Oui, il y en a beaucoup ! Un jour, lors d’une séance de muscu, Qovu a pris mon appareil et j’ai échangé sa place en me mettant au développé-couché... Je déconne, j’ai passé mon tour. Bon, c’était marrant surtout pour lui ! Sinon, j’ai bien aimé le flegme de Gourdon et de Lacroix. Il pourrait y avoir un tremblement de terre qu’ils ne seraient pas perturbés. Et puis, je retiens ce jour où Vincent Merling est entré dans le vestiaire avec une glacière à la fin du match…

Pourquoi donc ?
Lors de la rencontre précédente, un match de Challenge Cup à Gloucester (perdu 14-35), en décembre 2016, une vidéo avait montré Collazo fou de rage à la mi-temps, tapant du pied dans une glacière. Cette vidéo avait pas mal tourné ensuite… Alors, Vincent Merling, au match suivant, a apporté une glacière dans le vestiaire sur laquelle il avait scotché le mot : « Aïe » ! C’était très drôle et les joueurs étaient hilares.

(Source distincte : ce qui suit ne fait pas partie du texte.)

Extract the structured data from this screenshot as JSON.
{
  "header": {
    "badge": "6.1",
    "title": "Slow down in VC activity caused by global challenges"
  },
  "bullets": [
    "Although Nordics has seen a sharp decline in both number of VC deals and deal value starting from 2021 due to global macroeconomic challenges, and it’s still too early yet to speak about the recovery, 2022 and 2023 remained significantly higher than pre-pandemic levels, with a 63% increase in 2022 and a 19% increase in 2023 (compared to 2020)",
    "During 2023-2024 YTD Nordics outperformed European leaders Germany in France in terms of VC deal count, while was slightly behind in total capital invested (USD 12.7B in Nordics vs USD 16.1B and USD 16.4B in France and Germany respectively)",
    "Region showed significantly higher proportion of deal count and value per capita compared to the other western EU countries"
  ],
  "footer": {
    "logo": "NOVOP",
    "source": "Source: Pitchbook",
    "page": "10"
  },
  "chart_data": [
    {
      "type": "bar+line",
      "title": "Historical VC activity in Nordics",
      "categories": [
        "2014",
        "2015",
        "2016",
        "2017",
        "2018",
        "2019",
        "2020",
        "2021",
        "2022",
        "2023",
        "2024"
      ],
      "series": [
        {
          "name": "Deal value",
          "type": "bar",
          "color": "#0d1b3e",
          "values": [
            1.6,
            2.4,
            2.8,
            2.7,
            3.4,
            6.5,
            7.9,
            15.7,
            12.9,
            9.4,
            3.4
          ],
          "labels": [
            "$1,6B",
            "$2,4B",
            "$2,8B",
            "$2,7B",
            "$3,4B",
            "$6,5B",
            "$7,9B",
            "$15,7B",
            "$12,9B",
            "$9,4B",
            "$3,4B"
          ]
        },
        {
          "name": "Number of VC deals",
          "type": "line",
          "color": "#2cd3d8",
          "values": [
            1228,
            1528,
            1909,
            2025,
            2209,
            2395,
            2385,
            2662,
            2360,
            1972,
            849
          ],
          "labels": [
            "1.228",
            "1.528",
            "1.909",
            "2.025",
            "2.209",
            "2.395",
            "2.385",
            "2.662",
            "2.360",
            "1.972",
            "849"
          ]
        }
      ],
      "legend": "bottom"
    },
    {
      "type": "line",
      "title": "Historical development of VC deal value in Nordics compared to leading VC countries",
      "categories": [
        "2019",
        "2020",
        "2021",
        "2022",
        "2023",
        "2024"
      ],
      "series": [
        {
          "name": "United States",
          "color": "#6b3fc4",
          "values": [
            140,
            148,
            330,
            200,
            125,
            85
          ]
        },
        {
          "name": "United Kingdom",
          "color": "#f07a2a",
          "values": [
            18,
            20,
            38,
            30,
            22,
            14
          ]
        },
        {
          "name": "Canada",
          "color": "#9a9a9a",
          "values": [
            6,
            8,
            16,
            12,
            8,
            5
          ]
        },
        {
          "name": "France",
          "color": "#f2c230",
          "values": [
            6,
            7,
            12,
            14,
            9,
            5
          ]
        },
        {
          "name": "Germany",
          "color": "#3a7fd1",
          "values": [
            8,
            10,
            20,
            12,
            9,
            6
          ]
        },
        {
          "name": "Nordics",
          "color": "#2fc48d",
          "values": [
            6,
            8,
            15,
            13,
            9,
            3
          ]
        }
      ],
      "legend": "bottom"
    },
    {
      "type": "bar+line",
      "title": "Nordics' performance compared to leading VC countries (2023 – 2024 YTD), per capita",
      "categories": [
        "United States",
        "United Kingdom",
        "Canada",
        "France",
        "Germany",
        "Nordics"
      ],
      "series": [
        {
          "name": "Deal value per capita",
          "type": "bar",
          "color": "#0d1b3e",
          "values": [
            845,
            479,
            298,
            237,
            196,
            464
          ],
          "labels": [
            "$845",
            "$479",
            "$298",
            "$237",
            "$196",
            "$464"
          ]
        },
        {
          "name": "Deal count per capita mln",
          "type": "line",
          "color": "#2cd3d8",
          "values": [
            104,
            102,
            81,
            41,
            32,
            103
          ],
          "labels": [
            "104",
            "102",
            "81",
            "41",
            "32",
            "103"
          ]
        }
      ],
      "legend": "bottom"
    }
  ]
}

Gardez-vous aussi de moins bons souvenirs ?
Disons que j’ai moins aimé le jeu du chat et de la souris avec la sécurité et les gens de la Ligue les jours de match. Même avec une accréditation, c’était parfois compliqué en raison des droits à l’image, de la présence des caméras de Canal +… Parfois, Collazo me disait de venir dans le vestiaire mais je n’arrivais pas jusqu’à lui. Je me suis fait attraper plusieurs fois.

Patrice Collazo, avant un match

Pourquoi avoir choisi le noir et blanc exclusivement ?
Pour une raison purement esthétique. Il y a évidemment beaucoup de jaune dans le stade Marcel-Deflandre et j’aurais trouvé un peu répétitif que cette couleur illustre chaque page du livre.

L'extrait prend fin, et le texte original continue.